Der Renner aber war das Buffet. Zebraroulade, Antilopengulasch und natürlich das unvermeidliche Straußensteak fanden reißenden Absatz, bei mir blieb das Bobotie in besonderer Erinnerung. Ein Hackfleischauflauf aus Südafrika, ursprünglich aber aus Indonesien. Unten Reis, die Gewürze…. Und als Knaller die Rosinen darin! Das ist genau das Richtige für meiner Mutter ihren Sohn.

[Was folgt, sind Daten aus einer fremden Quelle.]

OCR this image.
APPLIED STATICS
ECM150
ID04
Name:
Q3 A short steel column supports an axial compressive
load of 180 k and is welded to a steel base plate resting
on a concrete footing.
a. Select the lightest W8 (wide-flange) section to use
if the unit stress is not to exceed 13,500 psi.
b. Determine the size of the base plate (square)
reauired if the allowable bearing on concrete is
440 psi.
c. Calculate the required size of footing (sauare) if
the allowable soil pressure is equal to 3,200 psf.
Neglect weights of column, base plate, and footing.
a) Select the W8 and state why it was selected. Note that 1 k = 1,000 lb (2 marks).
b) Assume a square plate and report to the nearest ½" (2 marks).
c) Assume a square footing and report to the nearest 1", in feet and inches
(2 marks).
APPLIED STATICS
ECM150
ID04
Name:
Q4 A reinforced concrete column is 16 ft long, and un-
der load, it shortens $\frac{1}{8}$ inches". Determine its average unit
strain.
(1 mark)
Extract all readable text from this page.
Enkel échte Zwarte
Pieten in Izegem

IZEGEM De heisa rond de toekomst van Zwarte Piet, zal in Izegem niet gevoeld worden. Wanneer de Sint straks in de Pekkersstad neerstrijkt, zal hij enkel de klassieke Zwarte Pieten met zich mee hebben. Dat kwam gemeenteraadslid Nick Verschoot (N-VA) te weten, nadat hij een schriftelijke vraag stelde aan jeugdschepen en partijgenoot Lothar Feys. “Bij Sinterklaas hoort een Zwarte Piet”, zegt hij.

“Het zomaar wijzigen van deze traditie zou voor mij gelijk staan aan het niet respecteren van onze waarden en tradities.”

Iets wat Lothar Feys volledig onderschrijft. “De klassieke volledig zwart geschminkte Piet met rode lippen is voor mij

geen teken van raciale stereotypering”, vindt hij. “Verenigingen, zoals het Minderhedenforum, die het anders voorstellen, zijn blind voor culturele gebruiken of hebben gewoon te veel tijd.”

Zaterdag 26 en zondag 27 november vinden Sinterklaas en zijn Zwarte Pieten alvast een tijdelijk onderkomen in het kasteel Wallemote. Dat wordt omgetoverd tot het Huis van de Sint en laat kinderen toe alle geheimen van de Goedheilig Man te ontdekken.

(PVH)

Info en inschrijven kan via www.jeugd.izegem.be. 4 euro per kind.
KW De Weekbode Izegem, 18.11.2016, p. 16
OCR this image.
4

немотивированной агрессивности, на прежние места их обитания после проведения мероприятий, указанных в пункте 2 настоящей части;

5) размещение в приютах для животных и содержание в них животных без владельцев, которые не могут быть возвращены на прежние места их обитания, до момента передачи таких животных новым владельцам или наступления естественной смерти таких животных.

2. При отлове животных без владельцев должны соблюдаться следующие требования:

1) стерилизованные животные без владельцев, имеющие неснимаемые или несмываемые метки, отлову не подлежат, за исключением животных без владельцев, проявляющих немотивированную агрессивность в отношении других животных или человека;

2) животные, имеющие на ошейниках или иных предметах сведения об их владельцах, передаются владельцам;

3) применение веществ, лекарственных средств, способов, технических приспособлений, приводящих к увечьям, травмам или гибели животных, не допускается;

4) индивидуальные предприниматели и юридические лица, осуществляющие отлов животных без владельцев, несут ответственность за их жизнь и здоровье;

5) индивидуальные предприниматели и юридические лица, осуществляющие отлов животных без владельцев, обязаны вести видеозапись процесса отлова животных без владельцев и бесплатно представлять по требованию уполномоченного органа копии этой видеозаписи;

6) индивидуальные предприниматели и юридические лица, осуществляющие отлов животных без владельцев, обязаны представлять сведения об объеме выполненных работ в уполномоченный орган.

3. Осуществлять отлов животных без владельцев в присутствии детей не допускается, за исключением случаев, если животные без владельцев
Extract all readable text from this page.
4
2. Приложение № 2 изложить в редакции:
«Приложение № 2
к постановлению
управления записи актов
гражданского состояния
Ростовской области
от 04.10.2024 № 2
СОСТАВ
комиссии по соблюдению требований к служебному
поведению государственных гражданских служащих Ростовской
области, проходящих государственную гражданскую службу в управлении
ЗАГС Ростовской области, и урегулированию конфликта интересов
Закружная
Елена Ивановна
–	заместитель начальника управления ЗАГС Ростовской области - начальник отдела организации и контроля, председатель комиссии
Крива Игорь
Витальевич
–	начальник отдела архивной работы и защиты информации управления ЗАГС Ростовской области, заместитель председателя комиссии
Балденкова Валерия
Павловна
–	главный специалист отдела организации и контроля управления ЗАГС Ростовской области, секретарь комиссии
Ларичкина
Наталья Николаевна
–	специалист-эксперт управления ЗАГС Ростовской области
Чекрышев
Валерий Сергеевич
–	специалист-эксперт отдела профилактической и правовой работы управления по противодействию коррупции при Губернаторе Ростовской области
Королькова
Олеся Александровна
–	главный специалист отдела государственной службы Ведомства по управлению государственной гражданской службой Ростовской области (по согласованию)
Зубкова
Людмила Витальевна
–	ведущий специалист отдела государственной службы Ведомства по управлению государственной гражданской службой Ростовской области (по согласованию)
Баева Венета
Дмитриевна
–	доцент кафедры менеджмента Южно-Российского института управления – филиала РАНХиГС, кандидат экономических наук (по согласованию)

Der Nachtisch war auch sehr schokoladig, alles gut also. Wir unterhielten uns angeregt und es machte mir, wie am Vorabend auch, so richtig Spaß. Bis ich mit Ulf auf das Thema Müllabfuhr kam. Ihn nervt es insbesondere, das viel Müll einfach achtlos in den Wald geschüttet wird, bloß weil die eigenen Mülltonnen voll sind.
Es ging dann ziemlich schnell. Meine Löwin und ich können uns da eben nicht einfach mal so mit den Nachbarn abstimmen. Außerdem steh ich dazu, den Aussieb vom Katzenklo in den Papierkorb an der Bushalte zu bringen, wenn unsere Tonne mal wieder voll ist. Beim Thema Müllabfuhr in privater (Alba) oder öffentlicher Hand wurde mein Ton dann lauter und aggressiver; ich warf Ulf vor, Quatsch zu erzählen.
Bobotie ist links

Darauf meinte er, das ich ihn doch nicht beleidigen (wg. Quatsch) müsse. Da kam ich glücklicherweise sofort wieder runter und entschuldigte mich für den Ton und meine aggressive Argumentation während der Diskussion.
Denn, so erklär ich es Euch auch jetzt, in letzter Zeit ist mir bei politischen Diskussionen an mir selbst aufgefallen, das ich irgendwann lauter und aggressiver reagiere, wenn ich eine andere Meinung vertrete. Mich nehmen vor allem politische Themen seit 1-2 Jahren emotionell sehr mit, der kleine Aggri in mir gibt dann keine Ruhe mehr und explodiert irgendwann.
Das möchte ich selber nicht, hab das aber nicht unter Kontrolle. Bei dem Gespräch mit Ulf hatte ich mich gar die ganze Zeit sogar noch zurückgehalten, weil ich da schon früh merkte, wo die Reise hingeht. Zumal die Argumente von Ulf… aber lassen wir das.
Ich versuche seitdem, Streitgesprächen, insbesondere wenn es um Politik geht, aus dem Wege zu gehen. Das ist zwar nun wirklich nicht mein Anspruch, aber mit Anpöbeln von Freunden oder Ehefrau hört es halt auf. Solange mir nichts besseres einfällt, versuche ich es damit.
Ob der kleine Aggri sich so austreiben lässt? Ich weiß es nicht, wir werden sehen. Ich werde aber weiterhin hier Dampf ablassen, versprochen.